16. The method of claim 14 or 15, wherein the thermoplastic polymer in the first and second outer layers and the core layer comprises a polyester or copolyester, which may be the same or different, wherein the polyester is independently selected from the group consisting of polyethylene terephthalate (PET), glycol-modified polyethylene terephthalate (PETg), polycyclohexanedimethanol terephthalate (PCT), glycol-modified polycyclohexanedimethanol terephthalate (PCTg), poly (1, 4-cyclohexanedimethanol) terephthalate (PCTA), 2,4, 4-tetramethyl-1, 3-cyclobutanediol-modified polycyclohexanedimethanol terephthalate, polyesters, copolyesters, and mixtures and combinations thereof.

17. The method of any one of claims 14 to 16, wherein the second thermoplastic polymer B in the first and second inner layers is independently selected from the group consisting of copolyester ether elastomers, copolymers of ethylene and (meth) acrylates, ethylene methyl acrylate, ethylene ethyl acrylate, ethylene butyl acrylate, maleic anhydride modified polyolefin copolymers, methacrylic acid modified polyolefin copolymers, Ethylene Vinyl Alcohol (EVA) polymers, styrene block copolymers, ethylene propylene copolymers, and Thermoplastic Polyurethanes (TPU).

18. The method of claim 17, wherein the second thermoplastic polymer B comprises a copolyester ether elastomer.

19. The method of claim 17, wherein the second thermoplastic polymer B comprises ethylene methyl acrylate.

20. The method of any one of claims 14 to 19, wherein the polymer shell has an effective modulus of about 0.8GPa to about 1.5 GPa.

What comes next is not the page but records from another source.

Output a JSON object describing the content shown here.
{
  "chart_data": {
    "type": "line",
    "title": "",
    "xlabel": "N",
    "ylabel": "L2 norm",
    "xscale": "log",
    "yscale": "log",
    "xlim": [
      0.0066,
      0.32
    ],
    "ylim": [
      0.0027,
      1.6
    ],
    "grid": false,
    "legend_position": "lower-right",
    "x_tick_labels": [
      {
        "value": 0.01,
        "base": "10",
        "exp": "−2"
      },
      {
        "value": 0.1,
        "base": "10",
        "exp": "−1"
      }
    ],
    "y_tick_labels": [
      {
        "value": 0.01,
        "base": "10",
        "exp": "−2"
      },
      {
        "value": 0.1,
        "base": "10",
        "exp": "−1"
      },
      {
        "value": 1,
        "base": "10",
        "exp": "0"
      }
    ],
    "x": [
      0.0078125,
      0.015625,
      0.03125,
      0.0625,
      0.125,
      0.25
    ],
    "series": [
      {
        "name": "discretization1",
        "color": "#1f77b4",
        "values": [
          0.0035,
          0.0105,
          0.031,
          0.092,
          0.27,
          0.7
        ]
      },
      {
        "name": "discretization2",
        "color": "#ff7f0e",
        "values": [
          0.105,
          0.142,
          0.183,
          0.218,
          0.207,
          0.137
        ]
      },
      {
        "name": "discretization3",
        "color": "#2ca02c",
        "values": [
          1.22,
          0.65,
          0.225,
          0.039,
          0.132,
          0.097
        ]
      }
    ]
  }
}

21. A dental appliance for positioning a patient's teeth, the dental appliance comprising:

a core region, the core region comprising:

a core layer having a first major surface and a second major surface, wherein the core layer comprises at least one layer of thermoplastic polymer a having a thermal transition temperature of about 70 ℃ to about 140 ℃ and a flexural modulus of greater than about 1.3 GPa; and

an inner layer on the first major surface and the second major surface of the core layer, wherein the inner layers can be the same or different, each comprising at least one layer of a thermoplastic polymer B that is different from the thermoplastic polymer a, and wherein the thermoplastic polymer B has a glass transition temperature of less than about 0 ℃ and a flexural modulus of less than about 1 GPa; and

an outer surface layer on each side of the core region, wherein the outer surface layers may be the same or different, each comprising at least one layer of a thermoplastic polymer C different from thermoplastic polymer A, wherein the thermoplastic polymer C has a thermal transition temperature of about 70 ℃ to about 140 ℃ and a flexural modulus of greater than about 1.3 GPa; and is

22. The dental appliance of claim 21, wherein the core layer of the dental appliance comprises a single layer of the thermoplastic polymer a.

23. The dental appliance of claim 21 or 22, wherein at least some of the inner layers comprise a single layer of the thermoplastic polymer B.

24. The dental appliance of any one of claims 21 to 23, wherein the second thermoplastic polymer B has a vicat softening temperature greater than 65 ℃.

25. The dental appliance of any one of claims 21 to 24, wherein the second thermoplastic polymer B comprises at least one of a copolyester ether elastomer and ethylene methyl acrylate.